Personal information
- Nationality: Slovenian
- Born: 7 January 2001 (age 25) Kranj, Slovenia

Sport
- Country: Slovenia
- Sport: Biathlon

= Živa Klemenčič =

Slovenian biathlete (born 2001)

Živa Klemenčič (born 7 January 2001) is a Slovenian biathlete. She has competed in the Biathlon World Cup since 2021.

==Career==
Živa Klemenčič has been competing in biathlon since 2016. She made her international debut in the IBU Junior Cup in Pokljuka at the end of January 2017 and also took part in the Junior World Championships in the same year. In January 2019, Klemenčič made her debut in the IBU Cup in Duszniki-Zdrój and finished 41st in the sprint. Slovenian made her debut at the European Championships, and in March 2021 she competed at the World Championships in her home country, finishing 55th in the individual race.
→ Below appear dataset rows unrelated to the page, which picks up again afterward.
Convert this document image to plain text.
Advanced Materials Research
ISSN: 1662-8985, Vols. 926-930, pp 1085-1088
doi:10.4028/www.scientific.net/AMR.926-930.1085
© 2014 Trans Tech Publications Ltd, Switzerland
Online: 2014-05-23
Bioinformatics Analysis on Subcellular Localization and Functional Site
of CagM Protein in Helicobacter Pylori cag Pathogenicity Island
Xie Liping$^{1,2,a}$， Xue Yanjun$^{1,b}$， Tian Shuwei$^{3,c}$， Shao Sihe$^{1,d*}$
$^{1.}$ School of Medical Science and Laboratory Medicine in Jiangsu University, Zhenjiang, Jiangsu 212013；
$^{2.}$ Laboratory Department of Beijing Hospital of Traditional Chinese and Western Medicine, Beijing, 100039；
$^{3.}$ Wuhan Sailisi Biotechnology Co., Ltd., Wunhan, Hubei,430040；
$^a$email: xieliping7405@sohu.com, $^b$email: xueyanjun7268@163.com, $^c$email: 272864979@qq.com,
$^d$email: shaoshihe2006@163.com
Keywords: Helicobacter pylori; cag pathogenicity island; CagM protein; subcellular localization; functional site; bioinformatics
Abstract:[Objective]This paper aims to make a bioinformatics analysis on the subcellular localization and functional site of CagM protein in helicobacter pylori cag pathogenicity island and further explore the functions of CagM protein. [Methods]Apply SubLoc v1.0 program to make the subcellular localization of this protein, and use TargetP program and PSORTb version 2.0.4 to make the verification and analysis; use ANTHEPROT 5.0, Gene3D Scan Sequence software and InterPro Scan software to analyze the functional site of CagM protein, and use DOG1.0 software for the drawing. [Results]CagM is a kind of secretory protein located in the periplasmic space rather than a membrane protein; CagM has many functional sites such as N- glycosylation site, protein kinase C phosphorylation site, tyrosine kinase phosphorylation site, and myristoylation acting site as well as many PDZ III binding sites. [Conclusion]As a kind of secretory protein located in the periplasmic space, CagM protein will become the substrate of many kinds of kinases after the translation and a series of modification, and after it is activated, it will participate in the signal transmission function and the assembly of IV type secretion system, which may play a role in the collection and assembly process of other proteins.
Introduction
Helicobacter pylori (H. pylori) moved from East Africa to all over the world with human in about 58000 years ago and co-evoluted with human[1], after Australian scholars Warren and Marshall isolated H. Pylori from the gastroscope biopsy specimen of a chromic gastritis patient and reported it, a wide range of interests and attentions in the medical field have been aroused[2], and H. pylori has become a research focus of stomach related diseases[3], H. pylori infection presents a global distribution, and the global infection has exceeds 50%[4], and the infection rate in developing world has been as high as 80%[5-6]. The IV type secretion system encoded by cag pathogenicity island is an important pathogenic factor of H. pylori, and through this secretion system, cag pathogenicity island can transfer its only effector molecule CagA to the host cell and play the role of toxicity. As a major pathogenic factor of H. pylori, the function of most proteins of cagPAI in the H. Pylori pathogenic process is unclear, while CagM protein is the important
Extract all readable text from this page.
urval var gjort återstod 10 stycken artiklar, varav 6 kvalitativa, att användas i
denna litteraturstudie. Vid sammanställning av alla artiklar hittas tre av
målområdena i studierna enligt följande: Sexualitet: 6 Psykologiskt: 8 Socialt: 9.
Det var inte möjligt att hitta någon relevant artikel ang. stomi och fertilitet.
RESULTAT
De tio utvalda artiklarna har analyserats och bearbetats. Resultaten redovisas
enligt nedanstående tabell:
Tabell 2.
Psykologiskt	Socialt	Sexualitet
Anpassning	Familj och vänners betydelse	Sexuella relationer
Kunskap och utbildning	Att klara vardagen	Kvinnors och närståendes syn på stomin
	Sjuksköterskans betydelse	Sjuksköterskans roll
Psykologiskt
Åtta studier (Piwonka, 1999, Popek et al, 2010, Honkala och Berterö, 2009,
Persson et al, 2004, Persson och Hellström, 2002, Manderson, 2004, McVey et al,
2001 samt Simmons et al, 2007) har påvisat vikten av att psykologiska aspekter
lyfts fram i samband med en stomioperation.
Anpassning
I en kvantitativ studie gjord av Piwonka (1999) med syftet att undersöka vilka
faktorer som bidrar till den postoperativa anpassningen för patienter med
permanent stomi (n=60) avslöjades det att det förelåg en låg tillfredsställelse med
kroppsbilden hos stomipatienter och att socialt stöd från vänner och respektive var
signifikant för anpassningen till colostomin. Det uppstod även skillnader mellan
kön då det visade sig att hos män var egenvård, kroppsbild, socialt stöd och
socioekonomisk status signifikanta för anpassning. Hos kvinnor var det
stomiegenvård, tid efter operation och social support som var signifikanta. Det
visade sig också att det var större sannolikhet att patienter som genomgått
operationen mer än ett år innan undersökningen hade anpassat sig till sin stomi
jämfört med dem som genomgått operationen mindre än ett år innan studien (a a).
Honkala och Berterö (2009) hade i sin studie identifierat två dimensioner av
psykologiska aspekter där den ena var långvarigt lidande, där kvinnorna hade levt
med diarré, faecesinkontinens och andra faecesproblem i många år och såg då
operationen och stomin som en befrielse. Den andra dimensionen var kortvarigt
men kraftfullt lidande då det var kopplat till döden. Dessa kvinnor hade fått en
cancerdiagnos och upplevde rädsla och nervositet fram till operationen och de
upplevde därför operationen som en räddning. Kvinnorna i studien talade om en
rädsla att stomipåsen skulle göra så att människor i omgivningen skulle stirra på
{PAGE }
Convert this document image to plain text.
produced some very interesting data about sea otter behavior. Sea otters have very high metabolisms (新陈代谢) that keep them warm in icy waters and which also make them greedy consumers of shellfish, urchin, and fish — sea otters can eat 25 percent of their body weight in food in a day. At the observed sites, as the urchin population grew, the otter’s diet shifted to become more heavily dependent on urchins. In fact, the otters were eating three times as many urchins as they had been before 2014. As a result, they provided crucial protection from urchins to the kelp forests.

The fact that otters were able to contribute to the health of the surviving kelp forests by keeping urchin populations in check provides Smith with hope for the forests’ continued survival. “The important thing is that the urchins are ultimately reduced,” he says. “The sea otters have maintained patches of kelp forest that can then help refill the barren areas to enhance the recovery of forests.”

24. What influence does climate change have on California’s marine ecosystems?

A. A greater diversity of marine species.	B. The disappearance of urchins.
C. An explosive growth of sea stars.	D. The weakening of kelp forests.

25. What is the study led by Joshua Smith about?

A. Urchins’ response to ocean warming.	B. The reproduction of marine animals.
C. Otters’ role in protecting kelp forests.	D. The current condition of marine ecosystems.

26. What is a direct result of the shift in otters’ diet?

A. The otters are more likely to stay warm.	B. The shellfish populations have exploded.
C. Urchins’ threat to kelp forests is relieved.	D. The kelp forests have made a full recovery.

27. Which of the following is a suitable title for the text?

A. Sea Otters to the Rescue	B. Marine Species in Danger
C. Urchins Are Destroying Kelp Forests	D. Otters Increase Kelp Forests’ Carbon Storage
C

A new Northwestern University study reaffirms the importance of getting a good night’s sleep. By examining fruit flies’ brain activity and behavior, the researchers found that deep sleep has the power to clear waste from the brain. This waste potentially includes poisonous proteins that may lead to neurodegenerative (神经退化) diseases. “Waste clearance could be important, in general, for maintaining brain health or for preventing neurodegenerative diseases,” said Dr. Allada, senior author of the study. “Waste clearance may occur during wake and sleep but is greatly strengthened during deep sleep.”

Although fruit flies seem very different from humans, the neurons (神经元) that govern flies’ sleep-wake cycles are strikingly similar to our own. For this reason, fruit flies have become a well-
Klemenčič also competed for Slovenia at the 2022 Winter Olympics in Beijing where she finished 64th and 79th in the individual and sprint races and 20th in the mixed relay.

==Personal life==
Her cousin Polona Klemenčič is also a biathlete.

==Biathlon results==
All results are sourced from the International Biathlon Union.

===Olympic Games===

| Event | Individual | Sprint | Pursuit | Mass start | Relay | Mixed relay |
|---|---|---|---|---|---|---|
| China 2022 Beijing | 64th | 79th | — | — | — | 20th |

===World Championships===

| Event | Individual | Sprint | Pursuit | Mass start | Relay | Mixed relay | Single mixed relay |
|---|---|---|---|---|---|---|---|
| SLO 2021 Pokljuka | 55th | — | — | — | 19th | 16th | — |
| GER 2023 Oberhof | 83th | 88th | — | — | 12th | — | — |
| CZE 2024 Nové Město | — | — | — | — | 13th | — | — |
| SUI 2025 Lenzerheide | 79th | 66th | — | — | 8th | — | — |

- During Olympic seasons competitions are only held for those events not included in the Olympic program.
  - The single mixed relay was added as an event in 2019.